İnsan Hakları savunucusu olmak; "Kim olursa olsun zalime karşı, kim olursa olsun mazlumdan yana tavır koyabilmeyi gerektiriyor". Zaman, mekan ve ideoloji ayırımı yapmaksızın hakkı haykırabilmeyi icap ettiriyor.
Faik Güleçyüz'ü geçen sene bu zamanlar tanıdım. 1943 Ayvalık-Altınova doğumlu bir Boşnak. 1963 Hava Harp Okulu mezunu. Bugün İki çocuk ve üç torunu sahibi bir ihtiyar delikanlı. Kendi ifadesiyle, 1970 yılı sonlarında Kütahya’da, dört subay arkadaşıyla İkinci Kurtuluş Savaşı Ordusu isimli İllegal örgütü kurmuşlar. 1971 yılında Türkiye Halk Kurtuluş Partisine katılmışlar. 1972 yılındaki THKP’YE yönelik operasyonda, Kontrgerillanın Erenköy Zihni Paşa Köşkündeki işkencehanesinde yirmiiki gün kalmış. İki buçuk yıl Selimiye Hapishanesinde yatmış. 1974 affıyla hapisten çıkmış.
Faik Güleçyüz, "Hikâyemi, Türkiye İnsan Hakları Vakfı’nın tespitine göre; işkencehanelerde hayatını kaybetmiş, ruhu ve bedeni sakatlanmış, bir milyonun üzerindeki insanımıza ithaf ediyorum.

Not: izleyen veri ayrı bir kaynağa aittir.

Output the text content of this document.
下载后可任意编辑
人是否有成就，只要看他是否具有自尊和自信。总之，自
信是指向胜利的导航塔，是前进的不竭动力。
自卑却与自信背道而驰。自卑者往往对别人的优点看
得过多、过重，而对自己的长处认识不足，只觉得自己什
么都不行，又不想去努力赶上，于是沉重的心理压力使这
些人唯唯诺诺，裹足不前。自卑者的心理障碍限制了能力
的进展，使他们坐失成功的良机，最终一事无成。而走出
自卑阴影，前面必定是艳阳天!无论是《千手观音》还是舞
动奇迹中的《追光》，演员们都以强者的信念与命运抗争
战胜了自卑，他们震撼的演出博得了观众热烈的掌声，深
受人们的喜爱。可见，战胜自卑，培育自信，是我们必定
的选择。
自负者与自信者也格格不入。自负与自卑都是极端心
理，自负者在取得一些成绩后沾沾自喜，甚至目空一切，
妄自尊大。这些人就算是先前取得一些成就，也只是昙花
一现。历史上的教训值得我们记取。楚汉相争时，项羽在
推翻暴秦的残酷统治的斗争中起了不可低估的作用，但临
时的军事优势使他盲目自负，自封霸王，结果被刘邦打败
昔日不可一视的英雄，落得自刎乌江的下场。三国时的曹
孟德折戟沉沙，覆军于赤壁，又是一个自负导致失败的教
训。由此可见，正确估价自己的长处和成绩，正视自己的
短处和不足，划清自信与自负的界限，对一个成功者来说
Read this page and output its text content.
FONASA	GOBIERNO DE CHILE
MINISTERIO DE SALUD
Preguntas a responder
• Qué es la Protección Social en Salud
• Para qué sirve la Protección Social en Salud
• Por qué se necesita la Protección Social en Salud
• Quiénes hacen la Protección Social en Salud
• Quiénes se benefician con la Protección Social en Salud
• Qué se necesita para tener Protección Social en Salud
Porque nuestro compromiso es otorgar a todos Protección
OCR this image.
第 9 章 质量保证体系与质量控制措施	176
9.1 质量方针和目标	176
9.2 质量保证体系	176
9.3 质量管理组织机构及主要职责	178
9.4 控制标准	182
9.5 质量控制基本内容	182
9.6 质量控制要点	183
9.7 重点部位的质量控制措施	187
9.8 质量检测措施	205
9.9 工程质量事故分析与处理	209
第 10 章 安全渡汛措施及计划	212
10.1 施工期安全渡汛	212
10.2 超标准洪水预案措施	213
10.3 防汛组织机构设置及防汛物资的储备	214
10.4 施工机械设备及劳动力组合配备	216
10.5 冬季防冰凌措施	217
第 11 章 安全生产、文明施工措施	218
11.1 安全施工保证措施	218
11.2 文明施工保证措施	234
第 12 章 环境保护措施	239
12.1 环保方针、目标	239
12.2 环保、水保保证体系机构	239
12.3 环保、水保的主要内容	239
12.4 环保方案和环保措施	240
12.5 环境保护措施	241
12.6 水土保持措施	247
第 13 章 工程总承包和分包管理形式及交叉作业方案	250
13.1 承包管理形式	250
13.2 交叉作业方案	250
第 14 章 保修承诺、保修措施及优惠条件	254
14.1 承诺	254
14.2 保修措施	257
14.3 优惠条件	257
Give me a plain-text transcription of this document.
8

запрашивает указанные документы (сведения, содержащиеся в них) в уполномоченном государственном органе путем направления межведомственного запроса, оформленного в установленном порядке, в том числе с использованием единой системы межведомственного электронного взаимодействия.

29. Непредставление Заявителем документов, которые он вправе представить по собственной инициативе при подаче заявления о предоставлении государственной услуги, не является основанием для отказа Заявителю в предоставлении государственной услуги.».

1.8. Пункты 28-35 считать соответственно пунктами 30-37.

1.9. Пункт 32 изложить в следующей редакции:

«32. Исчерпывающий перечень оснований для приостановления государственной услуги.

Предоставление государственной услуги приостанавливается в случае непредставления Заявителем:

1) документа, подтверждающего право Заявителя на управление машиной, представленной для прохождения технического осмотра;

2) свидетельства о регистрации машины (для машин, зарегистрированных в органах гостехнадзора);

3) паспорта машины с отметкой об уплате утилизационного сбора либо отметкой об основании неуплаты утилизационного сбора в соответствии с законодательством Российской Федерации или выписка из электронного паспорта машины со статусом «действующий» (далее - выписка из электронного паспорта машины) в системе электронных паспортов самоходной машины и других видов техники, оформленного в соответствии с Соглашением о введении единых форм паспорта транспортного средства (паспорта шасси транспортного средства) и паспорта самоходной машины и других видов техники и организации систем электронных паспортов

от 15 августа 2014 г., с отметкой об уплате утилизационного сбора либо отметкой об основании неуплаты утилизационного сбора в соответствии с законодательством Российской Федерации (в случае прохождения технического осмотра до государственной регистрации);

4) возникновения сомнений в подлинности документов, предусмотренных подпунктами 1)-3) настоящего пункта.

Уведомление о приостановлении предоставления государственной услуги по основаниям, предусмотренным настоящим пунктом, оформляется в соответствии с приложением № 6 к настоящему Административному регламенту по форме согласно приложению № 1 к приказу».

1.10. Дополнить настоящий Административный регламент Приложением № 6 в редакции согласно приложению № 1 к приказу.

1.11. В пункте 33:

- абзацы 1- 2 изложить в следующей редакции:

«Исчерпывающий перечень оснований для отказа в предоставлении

Unutulmasınlar diye yazdım." dediği "BİR KÖŞK VARMIŞ" başlıklı makalesinde yaşadıklarını şu şekilde dile getirmiş.
"Erenköy’ün oralarda bir yerde, bir köşk varmış bir zamanlar; adı, Zihni paşa köşkü.
“Ne yazık ki bu köşk, lâmbası yanan yeşil köşke benzemiyor.” Burası alevlerin yeri göğü sardığı bir cehennemin köşkü.
Alevlerin içinden kadın ve erkek feryatları geliyor; öldür beni Allah’ım diye. Bu nasıl oluyor böyle; kutsal kitaba göre cehennemde diriler olmaz. Hayat denilen kitapta oluyor.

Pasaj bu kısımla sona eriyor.